Melhor Atriz: Jessie Buckley é uma das forças mais contundentes, com uma atuação que ancora fragilidade em potência. Em Melhor Roteiro, destaco Valor Sentimental. O texto traduz com delicadeza a magnitude autoral de Joachim Trier, desenvolvendo a trama com densidade sem recorrer a clímax artificiais. A força está na intensidade que nasce do silêncio e da observação.”
Marcel Vieira
Jornalista e professor do Departamento de Comunicação da UFPB
“Acredito que o Oscar este ano tem uma das melhores seleções de filmes dos últimos tempos. Não há, de antemão, nenhum grande favorito para levar tudo, mas um conjunto expressivo de filmes potentes. A seleção internacional é muito forte e vários filmes estrangeiros se metem nas categorias principais. ‘Valor Sentimental’ e ‘O Agente Secreto’ promovem um cinema com grande força dramática e segurança no estilo da direção.
Dos grandes estúdios, ‘Uma Batalha Após a Outra’ e ‘Pecadores’ vão disputar os prêmios principais. ‘Marty Supreme’, que é um filme que gosto bastante, talvez não consiga muito. Minhas apostas nas principais categorias são:
Melhor Filme: Uma Batalha Após a Outra
Melhor Direção: Paul Thomas Anderson
Melhor Ator: Michael B. Jordan (embora torça por Wagner Moura)

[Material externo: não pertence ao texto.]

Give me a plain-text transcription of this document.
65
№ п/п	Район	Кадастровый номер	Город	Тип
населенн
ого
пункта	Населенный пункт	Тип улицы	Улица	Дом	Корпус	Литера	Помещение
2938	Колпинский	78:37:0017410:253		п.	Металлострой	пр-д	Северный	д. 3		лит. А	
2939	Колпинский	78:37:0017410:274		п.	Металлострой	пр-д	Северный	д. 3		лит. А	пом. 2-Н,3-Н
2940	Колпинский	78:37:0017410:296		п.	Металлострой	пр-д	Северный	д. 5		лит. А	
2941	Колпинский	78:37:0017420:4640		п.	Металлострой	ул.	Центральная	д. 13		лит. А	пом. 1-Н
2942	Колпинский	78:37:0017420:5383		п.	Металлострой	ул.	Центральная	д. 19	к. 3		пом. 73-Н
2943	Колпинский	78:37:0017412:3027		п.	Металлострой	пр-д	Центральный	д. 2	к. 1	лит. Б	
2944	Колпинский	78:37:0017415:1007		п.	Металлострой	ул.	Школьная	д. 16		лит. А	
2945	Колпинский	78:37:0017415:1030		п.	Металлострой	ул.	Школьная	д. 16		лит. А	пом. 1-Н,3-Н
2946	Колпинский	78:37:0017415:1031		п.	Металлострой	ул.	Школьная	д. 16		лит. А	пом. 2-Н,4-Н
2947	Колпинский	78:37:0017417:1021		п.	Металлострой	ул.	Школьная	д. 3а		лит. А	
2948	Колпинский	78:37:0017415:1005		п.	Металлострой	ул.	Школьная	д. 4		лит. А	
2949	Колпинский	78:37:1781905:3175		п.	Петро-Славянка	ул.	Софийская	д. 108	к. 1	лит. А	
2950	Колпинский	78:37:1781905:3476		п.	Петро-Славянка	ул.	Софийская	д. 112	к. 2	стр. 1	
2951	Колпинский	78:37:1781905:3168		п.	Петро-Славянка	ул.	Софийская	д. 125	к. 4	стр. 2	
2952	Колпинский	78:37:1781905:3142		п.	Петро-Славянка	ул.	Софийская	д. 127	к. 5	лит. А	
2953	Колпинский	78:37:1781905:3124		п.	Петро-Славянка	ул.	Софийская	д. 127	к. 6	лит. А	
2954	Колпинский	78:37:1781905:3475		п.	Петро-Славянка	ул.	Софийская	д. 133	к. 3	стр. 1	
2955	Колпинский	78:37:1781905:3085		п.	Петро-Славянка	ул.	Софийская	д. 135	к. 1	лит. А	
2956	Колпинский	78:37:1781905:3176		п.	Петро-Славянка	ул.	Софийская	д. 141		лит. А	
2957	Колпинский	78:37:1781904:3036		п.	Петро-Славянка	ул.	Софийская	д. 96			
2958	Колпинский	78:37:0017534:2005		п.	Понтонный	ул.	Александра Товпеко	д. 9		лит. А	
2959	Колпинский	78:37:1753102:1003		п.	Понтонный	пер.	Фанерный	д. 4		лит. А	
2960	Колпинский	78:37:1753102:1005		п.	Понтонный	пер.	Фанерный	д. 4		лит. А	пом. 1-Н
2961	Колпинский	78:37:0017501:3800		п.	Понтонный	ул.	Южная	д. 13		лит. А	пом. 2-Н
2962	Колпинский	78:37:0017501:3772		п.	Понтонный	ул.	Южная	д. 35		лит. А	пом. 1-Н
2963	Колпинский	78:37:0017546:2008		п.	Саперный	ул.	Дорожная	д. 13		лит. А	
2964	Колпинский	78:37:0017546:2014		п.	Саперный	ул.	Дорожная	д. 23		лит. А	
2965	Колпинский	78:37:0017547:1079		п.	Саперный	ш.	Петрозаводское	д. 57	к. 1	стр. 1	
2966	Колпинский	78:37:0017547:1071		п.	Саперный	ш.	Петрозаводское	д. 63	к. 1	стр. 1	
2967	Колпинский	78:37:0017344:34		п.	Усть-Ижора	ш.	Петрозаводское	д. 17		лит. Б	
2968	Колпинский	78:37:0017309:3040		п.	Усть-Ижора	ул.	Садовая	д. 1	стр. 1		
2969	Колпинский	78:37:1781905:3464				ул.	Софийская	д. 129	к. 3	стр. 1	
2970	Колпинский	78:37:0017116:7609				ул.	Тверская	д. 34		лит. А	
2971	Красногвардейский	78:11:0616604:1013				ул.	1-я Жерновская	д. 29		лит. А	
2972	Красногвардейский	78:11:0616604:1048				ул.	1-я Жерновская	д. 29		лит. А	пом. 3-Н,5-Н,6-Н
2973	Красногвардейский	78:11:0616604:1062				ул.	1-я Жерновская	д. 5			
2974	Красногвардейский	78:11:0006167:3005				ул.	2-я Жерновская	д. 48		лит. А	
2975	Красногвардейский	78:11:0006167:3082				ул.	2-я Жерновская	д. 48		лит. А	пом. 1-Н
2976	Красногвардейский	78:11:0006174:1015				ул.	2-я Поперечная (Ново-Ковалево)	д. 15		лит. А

Melhor Atriz: Jessie Buckley (avassaladora com Agnès Hathaway)
Melhor Roteiro Original: Pecadores (ainda que eu goste mais de Foi Apenas um Acidente)
Melhor Roteiro Adaptado: Uma Batalha Após a Outra
Melhor Filme Internacional: O Agente Secreto (pra deixar o Oscar cheio de pirraça…)
Kubistchek Pinheiro
Jornalista e editor de Cultura do Portal MaisPB
“Melhor filme é algo difícil de afirmar porque gostamos de uns e torcemos por outros, mas afinal somos brasileiros empolgados. Se eu disser que O Agente Secreto é bom, talvez eu esteja no espelho, mas não sou Narciso. O filme é bonito, mas é longo, o que não tira a grandeza, mesmo sabendo que é difícil ganhar o Oscar — tomara que eu esteja errado.

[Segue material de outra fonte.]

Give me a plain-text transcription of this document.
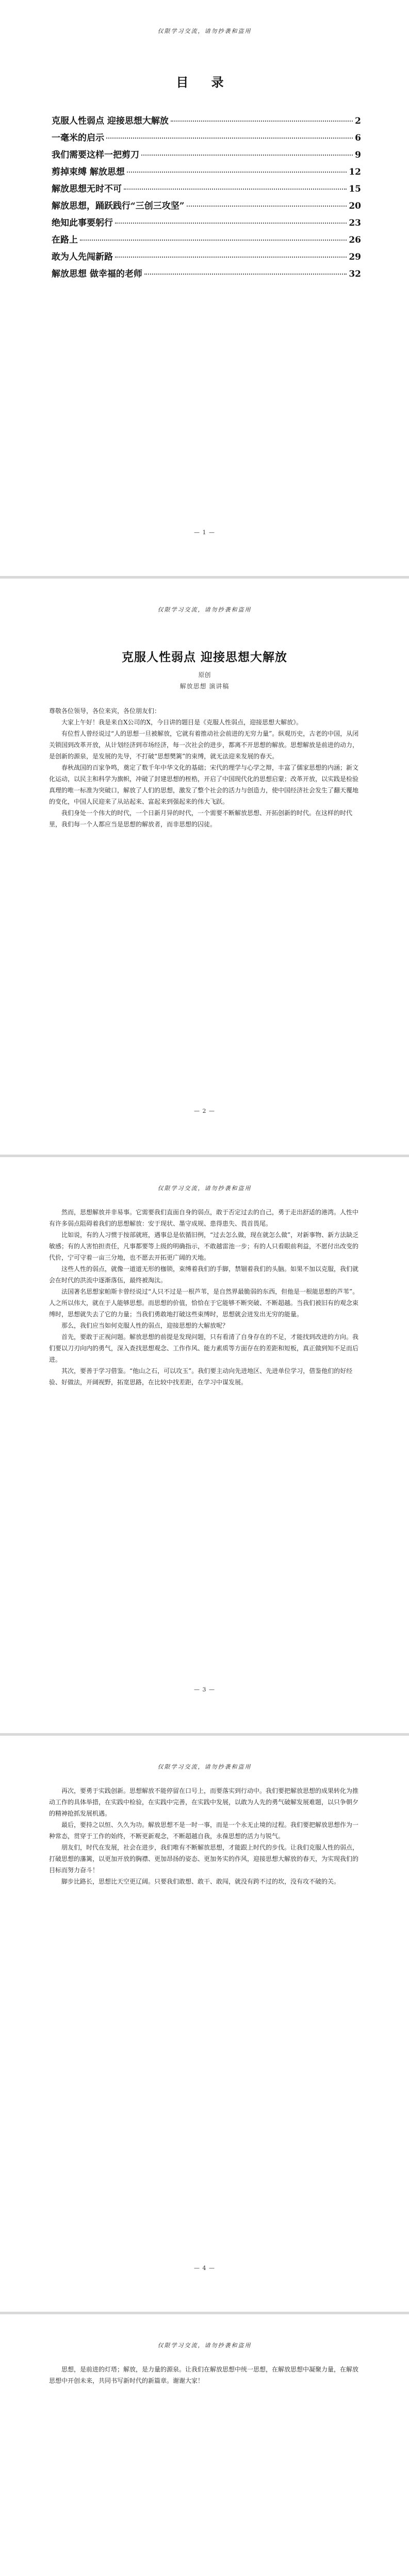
仅限学习交流，请勿抄袭和盗用
目 录
克服人性弱点 迎接思想大解放	2
一毫米的启示	6
我们需要这样一把剪刀	9
剪掉束缚 解放思想	12
解放思想无时不可	15
解放思想，踊跃践行“三创三攻坚”	20
绝知此事要躬行	23
在路上	26
敢为人先闯新路	29
解放思想 做幸福的老师	32
— 1 —
仅限学习交流，请勿抄袭和盗用
克服人性弱点 迎接思想大解放
原创
解放思想 演讲稿

尊敬各位领导，各位来宾，各位朋友们：

大家上午好！我是来自X公司的X，今日讲的题目是《克服人性弱点，迎接思想大解放》。

有位哲人曾经说过“人的思想一旦被解放，它就有着推动社会前进的无穷力量”。纵观历史，古老的中国，从闭关锁国到改革开放，从计划经济到市场经济，每一次社会的进步，都离不开思想的解放。思想解放是前进的动力，是创新的源泉，是发展的先导，不打破“思想樊篱”的束缚，就无法迎来发展的春天。

春秋战国的百家争鸣，奠定了数千年中华文化的基础；宋代的理学与心学之辩，丰富了儒家思想的内涵；新文化运动，以民主和科学为旗帜，冲破了封建思想的桎梏，开启了中国现代化的思想启蒙；改革开放，以实践是检验真理的唯一标准为突破口，解放了人们的思想，激发了整个社会的活力与创造力，使中国经济社会发生了翻天覆地的变化，中国人民迎来了从站起来、富起来到强起来的伟大飞跃。

我们身处一个伟大的时代，一个日新月异的时代，一个需要不断解放思想、开拓创新的时代。在这样的时代里，我们每一个人都应当是思想的解放者，而非思想的囚徒。

— 2 —
仅限学习交流，请勿抄袭和盗用

然而，思想解放并非易事。它需要我们直面自身的弱点，敢于否定过去的自己，勇于走出舒适的港湾。人性中有许多弱点阻碍着我们的思想解放：安于现状、墨守成规、患得患失、畏首畏尾。

比如说，有的人习惯于按部就班，遇事总是依循旧例，“过去怎么做，现在就怎么做”，对新事物、新方法缺乏敏感；有的人害怕担责任，凡事都要等上级的明确指示，不敢越雷池一步；有的人只看眼前利益，不愿付出改变的代价，宁可守着一亩三分地，也不愿去开拓更广阔的天地。

这些人性的弱点，就像一道道无形的枷锁，束缚着我们的手脚，禁锢着我们的头脑。如果不加以克服，我们就会在时代的洪流中逐渐落伍，最终被淘汰。

法国著名思想家帕斯卡曾经说过“人只不过是一根芦苇，是自然界最脆弱的东西，但他是一根能思想的芦苇”。人之所以伟大，就在于人能够思想。而思想的价值，恰恰在于它能够不断突破、不断超越。当我们被旧有的观念束缚时，思想就失去了它的力量；当我们勇敢地打破这些束缚时，思想就会迸发出无穷的能量。

那么，我们应当如何克服人性的弱点，迎接思想的大解放呢？

首先，要敢于正视问题。解放思想的前提是发现问题，只有看清了自身存在的不足，才能找到改进的方向。我们要以刀刃向内的勇气，深入查找思想观念、工作作风、能力素质等方面存在的差距和短板，真正做到知不足而后进。

其次，要善于学习借鉴。“他山之石，可以攻玉”。我们要主动向先进地区、先进单位学习，借鉴他们的好经验、好做法，开阔视野，拓宽思路，在比较中找差距，在学习中谋发展。

— 3 —
仅限学习交流，请勿抄袭和盗用

再次，要勇于实践创新。思想解放不能停留在口号上，而要落实到行动中。我们要把解放思想的成果转化为推动工作的具体举措，在实践中检验，在实践中完善，在实践中发展，以敢为人先的勇气破解发展难题，以只争朝夕的精神抢抓发展机遇。

最后，要持之以恒、久久为功。解放思想不是一时一事，而是一个永无止境的过程。我们要把解放思想作为一种常态，贯穿于工作的始终，不断更新观念，不断超越自我，永葆思想的活力与锐气。

朋友们，时代在发展，社会在进步，我们唯有不断解放思想，才能跟上时代的步伐。让我们克服人性的弱点，打破思想的藩篱，以更加开放的胸襟、更加昂扬的姿态、更加务实的作风，迎接思想大解放的春天，为实现我们的目标而努力奋斗！

脚步比路长，思想比天空更辽阔。只要我们敢想、敢干、敢闯，就没有跨不过的坎，没有攻不破的关。

— 4 —
仅限学习交流，请勿抄袭和盗用

思想，是前进的灯塔；解放，是力量的源泉。让我们在解放思想中统一思想，在解放思想中凝聚力量，在解放思想中开创未来，共同书写新时代的新篇章。谢谢大家！
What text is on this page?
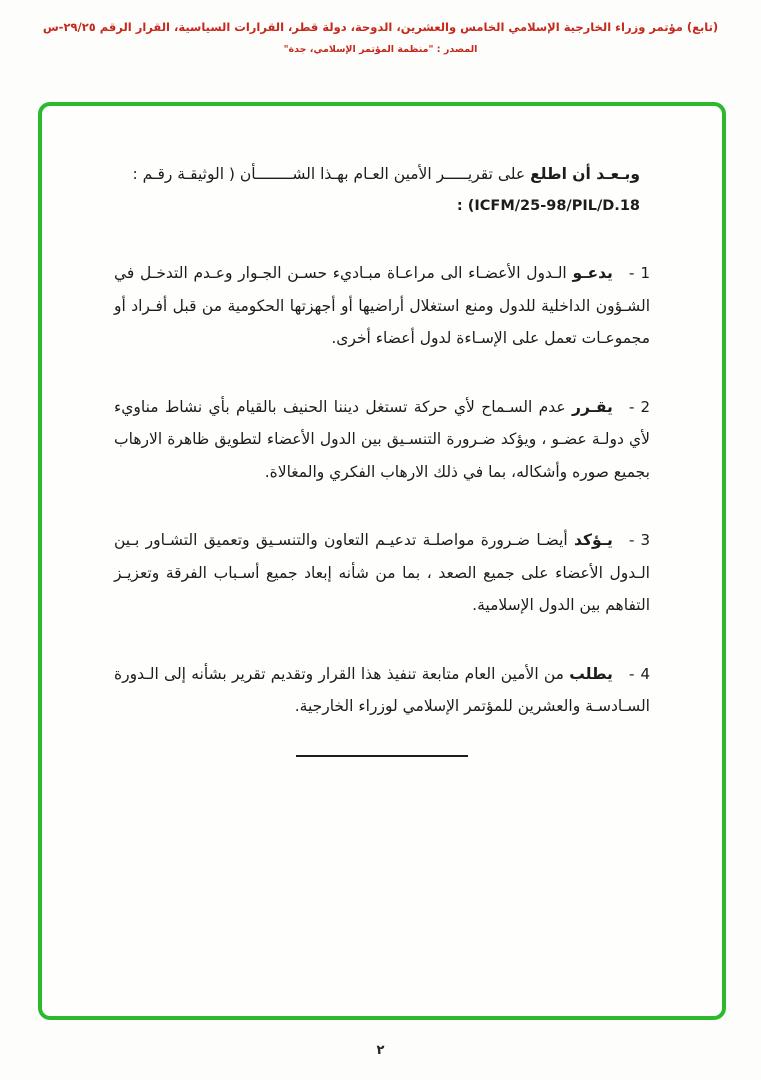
(تابع) مؤتمر وزراء الخارجية الإسلامي الخامس والعشرين، الدوحة، دولة قطر، القرارات السياسية، القرار الرقم ٢٩/٢٥-س
المصدر : "منظمة المؤتمر الإسلامي، جدة"

وبـعـد أن اطلع على تقريـــــر الأمين العـام بهـذا الشــــــــأن ( الوثيقـة رقـم :

: (ICFM/25-98/PIL/D.18

1-يدعـو الـدول الأعضـاء الى مراعـاة مبـاديء حسـن الجـوار وعـدم التدخـل في الشـؤون الداخلية للدول ومنع استغلال أراضيها أو أجهزتها الحكومية من قبل أفـراد أو مجموعـات تعمل على الإسـاءة لدول أعضاء أخرى.

2-يقـرر عدم السـماح لأي حركة تستغل ديننا الحنيف بالقيام بأي نشاط مناويء لأي دولـة عضـو ، ويؤكد ضـرورة التنسـيق بين الدول الأعضاء لتطويق ظاهرة الارهاب بجميع صوره وأشكاله، بما في ذلك الارهاب الفكري والمغالاة.

3-يـؤكد أيضـا ضـرورة مواصلـة تدعيـم التعاون والتنسـيق وتعميق التشـاور بـين الـدول الأعضاء على جميع الصعد ، بما من شأنه إبعاد جميع أسـباب الفرقة وتعزيـز التفاهم بين الدول الإسلامية.

4-يطلب من الأمين العام متابعة تنفيذ هذا القرار وتقديم تقرير بشأنه إلى الـدورة السـادسـة والعشرين للمؤتمر الإسلامي لوزراء الخارجية.

٢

Vi Uma Batalha Após a Outra e ainda estou na batalha para ver outros. Gostei de Frankenstein, uma sensação prazerosa desde garoto. Acho que Hamnet: A Vida Antes de Hamlet merece ganhar; tem um roteiro que cria uma hipótese sobre a vida pessoal de Shakespeare e Jessie Buckley como sua esposa é o centro da trama muito bem articulada.

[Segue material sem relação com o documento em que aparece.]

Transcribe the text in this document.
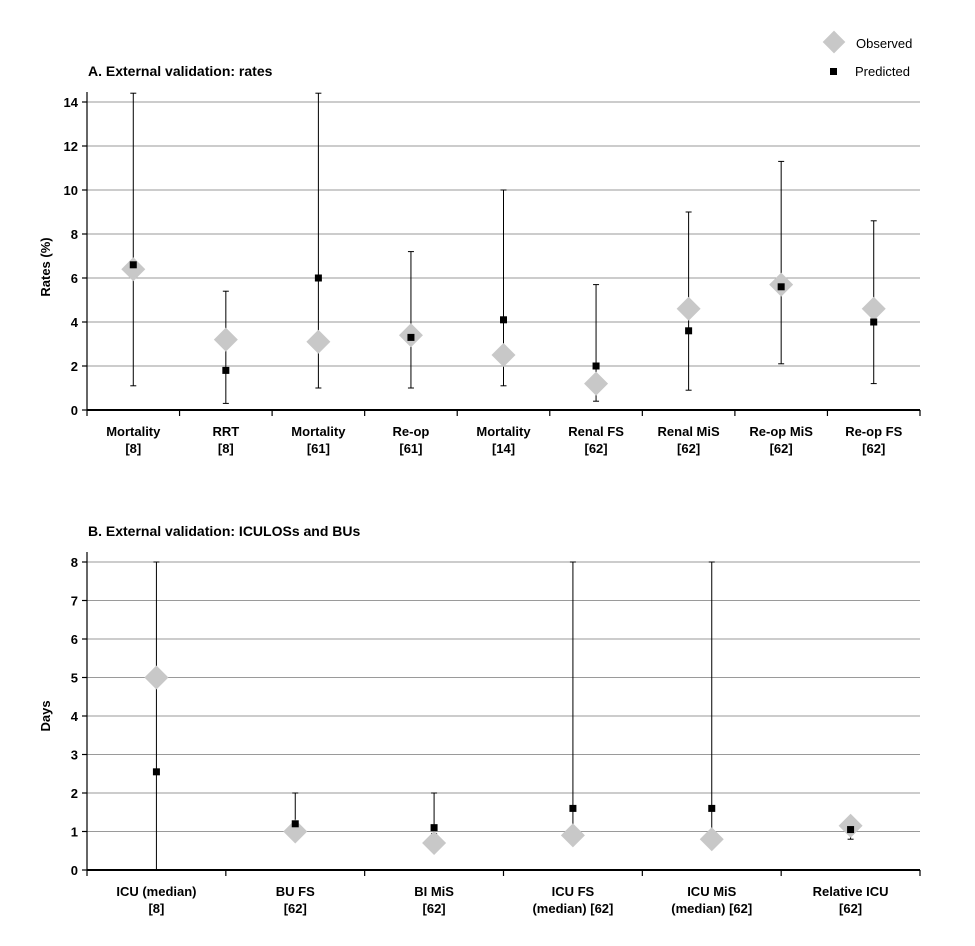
Observed
Predicted
A. External validation: rates
Rates (%)
0
2
4
6
8
10
12
14
Mortality
[8]
RRT
[8]
Mortality
[61]
Re-op
[61]
Mortality
[14]
Renal FS
[62]
Renal MiS
[62]
Re-op MiS
[62]
Re-op FS
[62]
B. External validation: ICULOSs and BUs
Days
0
1
2
3
4
5
6
7
8
ICU (median)
[8]
BU FS
[62]
BI MiS
[62]
ICU FS
(median) [62]
ICU MiS
(median) [62]
Relative ICU
[62]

Não vi Marty Supreme, Sonhos de Trem e Valor Sentimental. Destaco Pecadores, que recebeu um número recorde de indicações; torço por esse, vi o trailer e quero ver completo. Gosto de cinema, mas não sou crítico, apenas faço elogios e dou pancadas quando o filme é ruim. Vamos esperar por amanhã. Eu não vejo a premiação ao vivo porque durmo cedo para caminhar às 4h40. Depois que o sol chega, eu vejo quem ganhou.”
Patriotismo e boas energias
Os palpites revelam um raro consenso entre cineastas e jornalistas da Paraíba: a confiança absoluta na força de O Agente Secreto e na atuação de Jessie Buckley. Enquanto a categoria de Melhor Filme Internacional é vista como a maior chance real de o Brasil conquistar sua segunda estatueta, Buckley é apontada como uma força imbatível em Melhor Atriz por seu papel em Hamnet. Já na categoria de Melhor Ator, o nome de Wagner Moura surge não apenas como um desejo patriótico, mas como uma aposta técnica viável, rivalizando diretamente com gigantes como Sean Penn e Michael B. Jordan.
Onde assistir
A 98ª edição do Oscar acontece neste domingo, 15 de março. Para o público brasileiro, a transmissão oficial começa a partir das 20h, logo após o Fantástico, na TV Globo, enquanto os canais TNT e a plataforma Max iniciam a cobertura do tapete vermelho às 18h30.